I see, but than I can't use cascading delete.. (That starts from table A and should propagate to B). I did not mention this initially, but it is a shame to lose this. –  Vitaliy Sep 23 '13 at 8:33
    
@sqlvogel: B might reference a value that is in C, but is not in A. –  Mike Sherrill 'Cat Recall' Sep 24 '13 at 18:14
    
@Mike: "Your question does raise an important point: the often poor support for data integrity constraints offered in modern database software means database designers sometimes have to make some awkward compromises." –  sqlvogel Sep 24 '13 at 18:19

"... the solution is to either enforce it in the application layer or to propagate ..."

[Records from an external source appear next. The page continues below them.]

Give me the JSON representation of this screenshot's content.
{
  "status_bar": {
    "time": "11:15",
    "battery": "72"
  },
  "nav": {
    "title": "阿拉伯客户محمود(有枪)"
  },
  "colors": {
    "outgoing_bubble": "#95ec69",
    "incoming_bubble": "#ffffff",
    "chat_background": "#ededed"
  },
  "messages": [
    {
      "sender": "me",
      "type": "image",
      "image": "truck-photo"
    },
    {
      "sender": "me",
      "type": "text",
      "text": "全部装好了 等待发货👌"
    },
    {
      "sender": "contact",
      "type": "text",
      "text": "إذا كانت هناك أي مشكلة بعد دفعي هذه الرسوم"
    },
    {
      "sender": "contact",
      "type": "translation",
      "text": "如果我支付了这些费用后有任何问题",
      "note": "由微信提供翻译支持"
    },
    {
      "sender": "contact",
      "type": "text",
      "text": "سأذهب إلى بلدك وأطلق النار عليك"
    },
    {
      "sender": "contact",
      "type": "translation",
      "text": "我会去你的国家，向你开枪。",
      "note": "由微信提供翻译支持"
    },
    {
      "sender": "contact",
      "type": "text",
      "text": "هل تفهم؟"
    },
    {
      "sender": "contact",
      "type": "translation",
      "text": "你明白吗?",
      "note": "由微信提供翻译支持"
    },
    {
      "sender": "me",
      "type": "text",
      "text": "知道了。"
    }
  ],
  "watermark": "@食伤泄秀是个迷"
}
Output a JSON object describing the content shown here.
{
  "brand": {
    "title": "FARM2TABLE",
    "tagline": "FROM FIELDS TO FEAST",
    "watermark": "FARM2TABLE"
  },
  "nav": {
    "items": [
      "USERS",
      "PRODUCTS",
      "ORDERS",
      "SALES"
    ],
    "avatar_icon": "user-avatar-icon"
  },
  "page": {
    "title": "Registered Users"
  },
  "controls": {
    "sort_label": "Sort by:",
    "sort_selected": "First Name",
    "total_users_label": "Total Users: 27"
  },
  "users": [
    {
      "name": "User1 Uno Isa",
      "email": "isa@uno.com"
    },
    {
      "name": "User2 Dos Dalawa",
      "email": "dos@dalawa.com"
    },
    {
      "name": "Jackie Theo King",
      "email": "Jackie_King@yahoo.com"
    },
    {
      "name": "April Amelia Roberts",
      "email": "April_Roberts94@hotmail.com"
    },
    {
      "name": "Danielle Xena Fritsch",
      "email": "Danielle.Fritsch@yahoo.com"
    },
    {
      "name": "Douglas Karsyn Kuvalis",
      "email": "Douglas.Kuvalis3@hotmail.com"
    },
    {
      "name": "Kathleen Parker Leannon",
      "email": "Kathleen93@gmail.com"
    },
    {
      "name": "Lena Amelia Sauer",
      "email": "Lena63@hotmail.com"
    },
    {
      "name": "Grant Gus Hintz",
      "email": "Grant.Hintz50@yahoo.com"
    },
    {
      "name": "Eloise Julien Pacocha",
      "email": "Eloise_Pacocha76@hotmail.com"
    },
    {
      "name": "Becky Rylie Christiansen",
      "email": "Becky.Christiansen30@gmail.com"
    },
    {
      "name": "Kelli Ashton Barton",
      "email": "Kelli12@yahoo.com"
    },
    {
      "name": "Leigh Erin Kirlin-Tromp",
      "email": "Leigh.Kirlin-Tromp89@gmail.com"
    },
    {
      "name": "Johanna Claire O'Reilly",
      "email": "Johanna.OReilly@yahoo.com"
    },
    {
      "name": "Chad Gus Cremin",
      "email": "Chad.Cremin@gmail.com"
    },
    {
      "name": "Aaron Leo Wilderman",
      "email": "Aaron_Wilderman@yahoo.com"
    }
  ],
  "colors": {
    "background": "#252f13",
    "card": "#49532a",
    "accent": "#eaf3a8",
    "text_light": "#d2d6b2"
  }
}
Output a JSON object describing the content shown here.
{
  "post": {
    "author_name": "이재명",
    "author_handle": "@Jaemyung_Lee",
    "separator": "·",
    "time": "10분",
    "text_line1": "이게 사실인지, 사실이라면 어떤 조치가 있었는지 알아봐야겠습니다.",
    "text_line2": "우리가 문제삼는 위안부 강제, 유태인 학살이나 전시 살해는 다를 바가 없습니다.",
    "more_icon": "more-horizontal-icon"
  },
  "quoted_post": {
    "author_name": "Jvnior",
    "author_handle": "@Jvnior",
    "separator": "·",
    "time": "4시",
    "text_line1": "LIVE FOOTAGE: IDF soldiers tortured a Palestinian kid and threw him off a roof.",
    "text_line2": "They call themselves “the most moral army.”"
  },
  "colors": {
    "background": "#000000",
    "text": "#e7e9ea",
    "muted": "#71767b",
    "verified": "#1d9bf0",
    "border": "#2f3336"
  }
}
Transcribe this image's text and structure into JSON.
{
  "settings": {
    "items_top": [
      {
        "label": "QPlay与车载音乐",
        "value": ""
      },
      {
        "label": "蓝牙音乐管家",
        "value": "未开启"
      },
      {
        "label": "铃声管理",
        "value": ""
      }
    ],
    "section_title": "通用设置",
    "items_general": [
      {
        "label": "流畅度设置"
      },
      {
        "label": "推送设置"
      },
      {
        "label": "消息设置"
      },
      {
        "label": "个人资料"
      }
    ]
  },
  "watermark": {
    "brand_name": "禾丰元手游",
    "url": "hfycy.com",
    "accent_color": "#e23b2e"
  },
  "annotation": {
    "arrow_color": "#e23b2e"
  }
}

You see right or you see wrong, depending on perspective.

The true solution is for the DBMS vendors to support the general case of inclusion dependencies, of which the foreign key is only a special case.

But as long as the DBMS vendors don't do that, you are right, as long as you keep restraining yourself to those vendors' offerings, you'll have no other choice than to move constraint enforcement to the application [*], or screw up the design with all those ugly hacks you need in order to get your constraint enforced using just FKs.

A system that offers you a solution that involves neither of "enforcement in the application" and "screw up the design" is at shark.armchair.mb.ca/~erwin. Disclosure : that project is of my own making.

[*] or put all the constraint enforcement code in triggers, such that at least a new application cannot "forget" to enforce some given existing business rule.